The battlefield was an amazing sight. It was strewn with broken and abandoned equipment, tattered uniforms, piles of empty shell and cartridge cases. It was littered with paper, rifles and bedding. Here and there small groups of men tended the wounded who had been gathered together. Others were collecting and burying the dead. Still others, less eager to surrender than the majority, stood or lay waiting to be captured. Some equipment was still burning furiously, more was smouldering. There were many oil and petrol fires emitting clouds of black smoke.

There were few incidents. Soon the generals and the high-ranking officers had been discovered and taken away. The remaining officers were piled unceremoniously into Italian lorries and driven off.

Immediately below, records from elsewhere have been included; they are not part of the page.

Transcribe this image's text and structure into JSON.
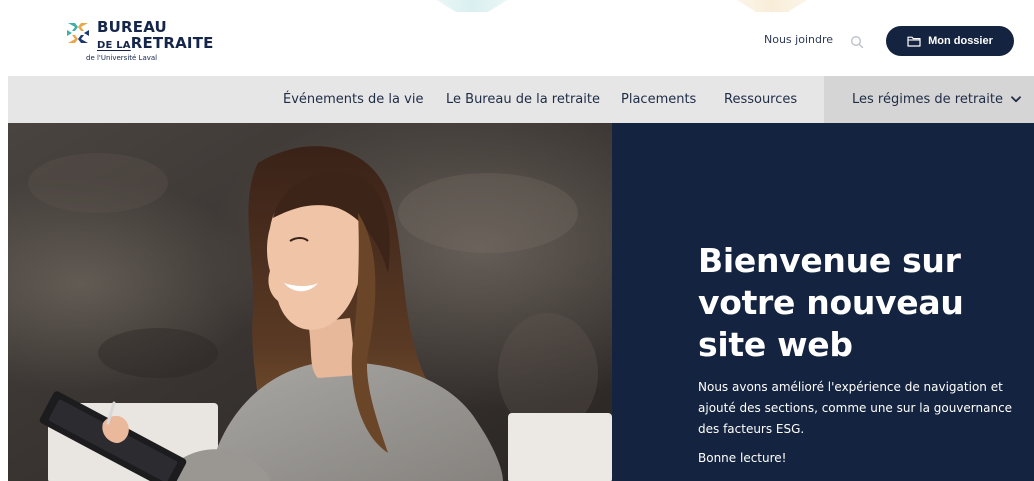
{
  "logo": {
    "line1": "BUREAU",
    "line2_small": "DE LA",
    "line2_big": "RETRAITE",
    "line3": "de l'Université Laval"
  },
  "header": {
    "contact_label": "Nous joindre",
    "search_icon": "search-icon",
    "dossier_label": "Mon dossier",
    "dossier_icon": "folder-icon"
  },
  "nav": {
    "items": [
      {
        "label": "Événements de la vie"
      },
      {
        "label": "Le Bureau de la retraite"
      },
      {
        "label": "Placements"
      },
      {
        "label": "Ressources"
      }
    ],
    "dropdown": {
      "label": "Les régimes de retraite",
      "icon": "chevron-down-icon"
    }
  },
  "hero": {
    "title": "Bienvenue sur votre nouveau site web",
    "text": "Nous avons amélioré l'expérience de navigation et ajouté des sections, comme une sur la gouvernance des facteurs ESG.",
    "sign_off": "Bonne lecture!"
  },
  "colors": {
    "navy": "#14233f",
    "nav_bg": "#e6e6e6",
    "nav_active": "#d5d5d5",
    "logo_teal": "#3fb0a8",
    "logo_orange": "#e6a84a"
  }
}
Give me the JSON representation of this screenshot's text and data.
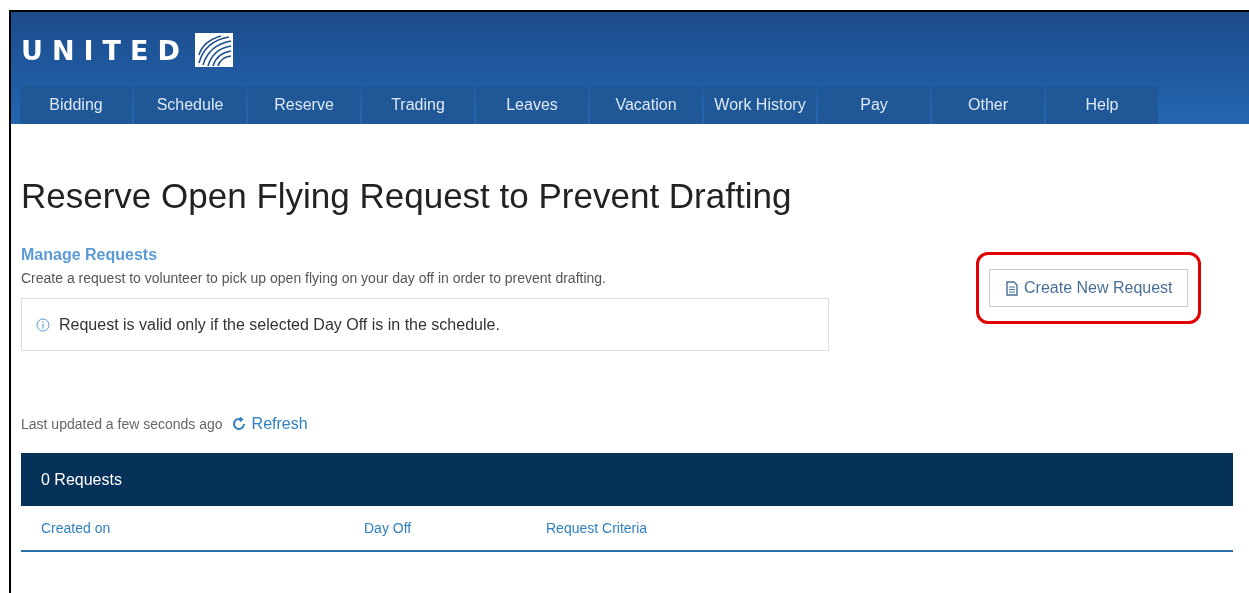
{
  "header": {
    "logo_text": "UNITED"
  },
  "nav": {
    "tabs": [
      {
        "label": "Bidding"
      },
      {
        "label": "Schedule"
      },
      {
        "label": "Reserve"
      },
      {
        "label": "Trading"
      },
      {
        "label": "Leaves"
      },
      {
        "label": "Vacation"
      },
      {
        "label": "Work History"
      },
      {
        "label": "Pay"
      },
      {
        "label": "Other"
      },
      {
        "label": "Help"
      }
    ]
  },
  "page": {
    "title": "Reserve Open Flying Request to Prevent Drafting",
    "section_heading": "Manage Requests",
    "description": "Create a request to volunteer to pick up open flying on your day off in order to prevent drafting.",
    "info_note": "Request is valid only if the selected Day Off is in the schedule.",
    "create_button": "Create New Request",
    "last_updated": "Last updated a few seconds ago",
    "refresh_link": "Refresh"
  },
  "table": {
    "count": "0 Requests",
    "columns": [
      "Created on",
      "Day Off",
      "Request Criteria"
    ]
  }
}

The thousands of men were formed into long columns guarded at head and tail by only one or two of our impassive, imperturbable and perpetually cheerful soldiers, who shouldered the unaccustomed new duties with the same confident assurance with which they had met and mastered all the other trials of the campaign.

It was the work of some days to clear the battlefield of all that was worth salvaging and to muster and despatch on their long march to the prison camps in Egypt the thousands of prisoners.

ENTER ROMMEL, FEBRUARY–JULY 1941

Leutnant Heinz Werner Schmidt, Afrika Korps

Born in 1891, Rommel first distinguished himself in World War I, winning a
Pour le Merite.
An early Nazi sympathiser, he commanded the Fuhrer’s escort battalion during the Austrian, Sudetenland and Czech occupations and the Polish campaign. During the invasion of France, he commanded the 7th Panzer Division to such great distinction that he earned himself promotion to commander of the Afrika Korps. Although he only arrived in North Africa on 12 February 1941, and knew nothing of desert warfare, he was a born master of mobile operations – so garnering the nickname “The Desert Fox” by an admiring enemy – and by 24 March was on the offensive. After unceremoniously ejecting the British from Beda Fomm he went eastwards at lightning speed and by 11 April was almost at the start line of O’Connor’s December 1940 offensive.

We went for the little fort in the desert, and the British positions round it, from three directions. The engagement was sharp but lasted only a couple of hours. We took the British commander, Major-General Gambier-Parry, in his tent. The haul of prisoners numbered almost three thousand. We had a further spectacular success. A mobile force of motor-cyclists caught up with the British column moving eastward across the desert below the Jebel Akhdar nearby, and to their astonishment held up the two heroes of the British advance to Benghazi: Lieutenant-General Sir Richard O’Connor, who had just been knighted for his successes against the Italians, and Lieutenant-General Sir Philip Neame, V.G. So we had three generals in the bag.

Mechili landing-ground was littered with destroyed planes. British machines swooped down to attack it afresh at short intervals. At the height of one assault, “my” Fieseler Storch dropped in out of the sky. Out stepped Rommel, smiling buoyantly, fresh from a personal reconnaissance of the desert scene.

The command trucks of the captured British generals stood on a slight rise. They were large, angular vehicles on caterpillar tracks, equipped inside with wireless and facilities for “paper” work. We christened them “Mammoths” then, but I did not realize that these useful trucks would be used by Rommel and his staff and commanders right through the long struggle that was now beginning in the desert.